Picking through the reporting lines and areas of responsibility can be a problem. As the saying goes – success has many fathers but failure is an orphan. It is also a frustration for some head coaches that while they get one chance to succeed at a club, a director of football can enjoy two or three.

Such is the scale of clubs nowadays that it is almost impossible to have a Sir Alex Ferguson or Arsene Wenger who appears – and wants – to run everything. The global nature of football, the demands – from sporting to commercial to media – are just too great. Is it healthy for a manager to negotiate multi-million pound transfer deals or player contracts? Surely that has to require a more specialised approach once the right player is identified? It would be financially reckless otherwise.

But the head coach can also become the scapegoat and their power can be diminished too far, as appears to have been part of Pochettino’s frustration at Chelsea. There is a head coach at a Championship club, for example, who sits on a three-man committee when it comes to recruitment and the buying and selling of players. The problem for him is that the other two people on the committee are so close that they always vote together. So, he is constantly outnumbered and often overruled. He may as well not bother.

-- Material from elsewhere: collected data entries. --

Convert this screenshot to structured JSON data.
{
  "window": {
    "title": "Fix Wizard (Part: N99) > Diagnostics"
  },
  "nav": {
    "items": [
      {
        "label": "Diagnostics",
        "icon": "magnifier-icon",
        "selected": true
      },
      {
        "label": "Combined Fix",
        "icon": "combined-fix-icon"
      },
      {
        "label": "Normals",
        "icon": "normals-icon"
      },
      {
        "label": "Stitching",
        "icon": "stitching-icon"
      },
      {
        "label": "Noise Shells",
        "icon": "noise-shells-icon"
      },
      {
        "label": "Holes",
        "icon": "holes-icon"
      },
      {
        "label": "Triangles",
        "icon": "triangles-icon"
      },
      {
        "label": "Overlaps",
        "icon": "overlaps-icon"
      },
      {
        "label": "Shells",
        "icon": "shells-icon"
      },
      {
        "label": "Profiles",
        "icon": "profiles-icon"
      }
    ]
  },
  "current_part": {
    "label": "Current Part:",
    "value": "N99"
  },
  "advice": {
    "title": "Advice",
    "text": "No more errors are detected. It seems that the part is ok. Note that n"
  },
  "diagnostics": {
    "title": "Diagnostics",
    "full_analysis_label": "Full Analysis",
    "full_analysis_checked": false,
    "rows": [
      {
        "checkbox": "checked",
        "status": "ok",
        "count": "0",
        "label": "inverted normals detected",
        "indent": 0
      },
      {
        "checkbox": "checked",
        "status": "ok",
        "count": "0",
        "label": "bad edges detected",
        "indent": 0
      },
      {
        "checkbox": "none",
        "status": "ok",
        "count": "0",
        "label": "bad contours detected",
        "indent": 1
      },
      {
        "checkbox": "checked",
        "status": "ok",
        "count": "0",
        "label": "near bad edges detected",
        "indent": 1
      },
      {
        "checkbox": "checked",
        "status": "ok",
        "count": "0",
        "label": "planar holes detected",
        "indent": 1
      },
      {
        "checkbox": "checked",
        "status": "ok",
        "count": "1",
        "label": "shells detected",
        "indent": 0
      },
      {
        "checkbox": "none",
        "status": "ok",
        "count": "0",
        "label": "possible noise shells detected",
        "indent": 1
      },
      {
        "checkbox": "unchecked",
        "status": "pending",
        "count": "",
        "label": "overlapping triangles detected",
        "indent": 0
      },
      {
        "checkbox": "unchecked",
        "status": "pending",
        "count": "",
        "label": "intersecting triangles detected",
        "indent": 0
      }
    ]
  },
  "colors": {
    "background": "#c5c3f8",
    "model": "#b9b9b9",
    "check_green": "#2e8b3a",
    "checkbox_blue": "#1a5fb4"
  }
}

Slot and Hughes will collaborate

There have also been suggestions that Slot’s power will be diminished at Liverpool where the club is being re-structured following the return of Michael Edwards who has been given the title of chief executive of football for the owners Fenway Sports Group.

But Slot will not have players imposed on him by sporting director Richard Hughes. It will be very much a collaboration between the pair. Slot will have his say and that has to be the way otherwise, as at Chelsea, it will not work. It is an approach, also, that Slot is used to and comfortable with. But it also depends on having good relationships.

The best-run clubs are bespoke. They organise themselves for the way that suits them with sporting directors who provide continuity, long-term thinking and make sure things remain on course.

They also do not want a manager or a head coach to give them direction or an identity. They should set that out themselves and then hire someone who can implement it, who fits, who drives it forward but who can also give it his own stamp. Instead, some managers want a club to bend to their will and some clubs want head coaches who do as they are told and carry the can; who become a human shield. Both are wrong.

But what is certain is that the title of manager is being phased out.